Apesar do pouco tempo, tivemos como fazer passeios bons. Vimos a Fontana de Trevi – o melhor de tudo é que eu já tinha assistido La Dolce Vita -, a Piazza Spagna, a Navona, o Museu do Vaticano, a Capela Sistina, o Panteão, o Coliseu por dentro e o Fórum romano. Só para dizer o quanto a viagem foi especial e perfeita: o último dia em Roma teve arco-íris e revoada de muitos, muitos, muuuitos pássaros. Foi lindo!!! Dava para ver na carinha do Rodrigo a felicidade com a viagem. E eu não pude deixar de pensar que sou mesmo uma pessoa privilegiada por ter tanta coisa boa na vida...

sábado, 15 de agosto de 2009

No túnel do tempo

Há algum tempo tinha planejado imitar a Deire e a Paula nessa história de colocar fotos antigas. Elas tinham razão: é muito divertido!!!

Essa fotinha de cima ficou um tempão na porta do Fujioka, segundo a minha mãe.

Minha irmã vestida de Primavera, meu irmão eu não sei e eu de...Xuxa ou paquita.


Com meu falecido cachorro Kiko e o carro velho do meu pai.

Fantasiada de cachorrinho.

Eu sou a bebê e estou com meus irmãos e uma moça muito bonita que trabalhava lá em casa (minha mãe era muito segura de si...rs)

Com a Rosinere, que até hoje é nossa amiga.

Com minha mãe e lá no fundo a prima Simone. Acho que era meu aniversário

Fadinha e bailarina.

Rs....Meu irmão estava fantasiado de pivete. E o mais engraçado: com uma camiseta para votar no Jaime Câmara (acho que para deputado federal).
Família reunida para as Bodas de Prata dos meus pais.
No meu segundo recital de flauta. Meio esquisitinha...rs.

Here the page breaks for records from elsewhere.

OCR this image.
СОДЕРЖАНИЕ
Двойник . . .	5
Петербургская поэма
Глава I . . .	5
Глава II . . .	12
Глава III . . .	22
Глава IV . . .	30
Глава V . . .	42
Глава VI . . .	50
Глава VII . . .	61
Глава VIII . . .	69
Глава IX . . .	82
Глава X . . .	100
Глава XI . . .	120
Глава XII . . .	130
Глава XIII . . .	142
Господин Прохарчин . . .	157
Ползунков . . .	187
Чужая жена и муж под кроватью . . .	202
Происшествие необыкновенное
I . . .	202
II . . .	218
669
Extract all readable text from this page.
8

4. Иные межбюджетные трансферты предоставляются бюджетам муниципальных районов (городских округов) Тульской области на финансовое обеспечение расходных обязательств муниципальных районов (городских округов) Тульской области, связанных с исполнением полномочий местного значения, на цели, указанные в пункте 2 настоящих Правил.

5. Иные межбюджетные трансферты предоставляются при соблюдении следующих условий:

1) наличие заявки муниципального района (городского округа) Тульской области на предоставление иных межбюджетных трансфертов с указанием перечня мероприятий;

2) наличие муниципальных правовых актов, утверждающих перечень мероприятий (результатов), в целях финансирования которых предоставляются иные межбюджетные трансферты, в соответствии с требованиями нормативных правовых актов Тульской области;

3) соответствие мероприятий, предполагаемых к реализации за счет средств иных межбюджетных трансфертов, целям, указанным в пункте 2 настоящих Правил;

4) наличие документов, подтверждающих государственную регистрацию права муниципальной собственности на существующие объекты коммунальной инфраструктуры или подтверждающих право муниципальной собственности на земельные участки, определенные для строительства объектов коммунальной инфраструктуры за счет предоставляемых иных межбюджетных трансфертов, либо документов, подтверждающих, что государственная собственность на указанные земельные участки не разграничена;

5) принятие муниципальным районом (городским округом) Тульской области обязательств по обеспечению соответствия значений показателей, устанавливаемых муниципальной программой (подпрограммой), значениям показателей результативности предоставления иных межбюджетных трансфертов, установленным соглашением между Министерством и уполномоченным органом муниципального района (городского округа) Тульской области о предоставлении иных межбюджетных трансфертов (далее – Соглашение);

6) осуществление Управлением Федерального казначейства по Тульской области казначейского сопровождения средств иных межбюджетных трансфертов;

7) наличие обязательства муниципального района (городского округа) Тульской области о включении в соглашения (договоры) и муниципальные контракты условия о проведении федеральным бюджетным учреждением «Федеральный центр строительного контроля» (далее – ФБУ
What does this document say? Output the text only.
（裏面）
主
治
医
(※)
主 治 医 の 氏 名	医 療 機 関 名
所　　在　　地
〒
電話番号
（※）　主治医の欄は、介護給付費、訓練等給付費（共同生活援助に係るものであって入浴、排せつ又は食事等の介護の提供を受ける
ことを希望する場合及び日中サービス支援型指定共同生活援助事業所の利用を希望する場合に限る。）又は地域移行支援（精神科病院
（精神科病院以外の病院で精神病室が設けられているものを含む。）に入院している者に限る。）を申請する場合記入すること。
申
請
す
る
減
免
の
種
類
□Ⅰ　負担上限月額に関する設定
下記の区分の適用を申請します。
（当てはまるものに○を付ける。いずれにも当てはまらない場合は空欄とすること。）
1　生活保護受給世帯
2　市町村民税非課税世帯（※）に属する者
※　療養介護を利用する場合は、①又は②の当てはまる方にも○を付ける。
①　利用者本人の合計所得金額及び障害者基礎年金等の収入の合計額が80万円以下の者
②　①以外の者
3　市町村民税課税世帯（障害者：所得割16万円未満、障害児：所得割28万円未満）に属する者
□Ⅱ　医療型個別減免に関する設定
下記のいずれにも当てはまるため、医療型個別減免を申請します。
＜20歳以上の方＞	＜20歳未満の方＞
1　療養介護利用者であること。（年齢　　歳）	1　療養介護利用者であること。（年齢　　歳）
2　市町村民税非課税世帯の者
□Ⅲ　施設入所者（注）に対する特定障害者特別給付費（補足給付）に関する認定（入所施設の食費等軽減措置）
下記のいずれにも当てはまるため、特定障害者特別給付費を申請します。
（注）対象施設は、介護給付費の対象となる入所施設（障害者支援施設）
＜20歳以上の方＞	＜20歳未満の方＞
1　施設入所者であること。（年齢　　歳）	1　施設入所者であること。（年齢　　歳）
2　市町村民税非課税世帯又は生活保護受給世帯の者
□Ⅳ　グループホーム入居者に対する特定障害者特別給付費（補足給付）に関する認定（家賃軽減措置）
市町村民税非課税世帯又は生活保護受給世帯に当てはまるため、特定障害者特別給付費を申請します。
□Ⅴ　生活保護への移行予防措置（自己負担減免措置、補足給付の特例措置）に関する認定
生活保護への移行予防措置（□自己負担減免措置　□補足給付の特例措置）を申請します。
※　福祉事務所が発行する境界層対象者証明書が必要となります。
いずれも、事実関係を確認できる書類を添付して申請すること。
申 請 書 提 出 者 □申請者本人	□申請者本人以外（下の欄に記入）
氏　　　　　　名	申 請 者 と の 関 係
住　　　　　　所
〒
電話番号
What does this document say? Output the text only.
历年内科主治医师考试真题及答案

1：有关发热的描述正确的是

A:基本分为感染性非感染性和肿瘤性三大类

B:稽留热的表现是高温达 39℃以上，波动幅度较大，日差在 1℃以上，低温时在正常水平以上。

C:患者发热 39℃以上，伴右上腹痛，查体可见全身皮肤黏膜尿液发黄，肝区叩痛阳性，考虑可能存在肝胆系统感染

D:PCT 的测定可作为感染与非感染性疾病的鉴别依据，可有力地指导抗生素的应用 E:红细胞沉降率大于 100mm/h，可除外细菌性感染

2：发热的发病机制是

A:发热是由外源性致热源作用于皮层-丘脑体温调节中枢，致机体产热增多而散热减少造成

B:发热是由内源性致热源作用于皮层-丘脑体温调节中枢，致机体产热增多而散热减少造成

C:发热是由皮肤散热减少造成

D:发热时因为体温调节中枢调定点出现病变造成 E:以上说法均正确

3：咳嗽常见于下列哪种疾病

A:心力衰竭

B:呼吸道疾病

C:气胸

segunda-feira, 10 de agosto de 2009

A arte de ser maltrada

A duras penas tenho aprendido em Política a lidar com cara feia, esnobadas, patadas e coisas do gênero. Hoje tive minha estreia com o governador nesse sentido. Não vou dizer que ele foi grosso - foi até paciente, já que eu estava meio nervosa de ter que fazer perguntas dificéis. Mas é que educaaaaaado ele também não foi. Foi diferente da única vez em que eu tive de cobrir um evento com ele. Na época eu trabalhava no Circuito Goiano e ele me deu uma fatia de melancia...rs. Enfim....Acho que vou acabar ficando casca grossa. Na Assembleia eu já aprendi a driblar as caras ruins. Falta agora expandir esta capacidade para outras autoridades....rs. Mas a verdade é que, quanto mais maltratada eu sou em Política, mais eu sinto que estou fazendo meu trabalho direito. Não existe nada pior que um deputado, por exemplo, ser personagem de uma matéria minha e depois dizer: "aquela matéria ficou muito boa". Isso é ruim, muito ruim....rs.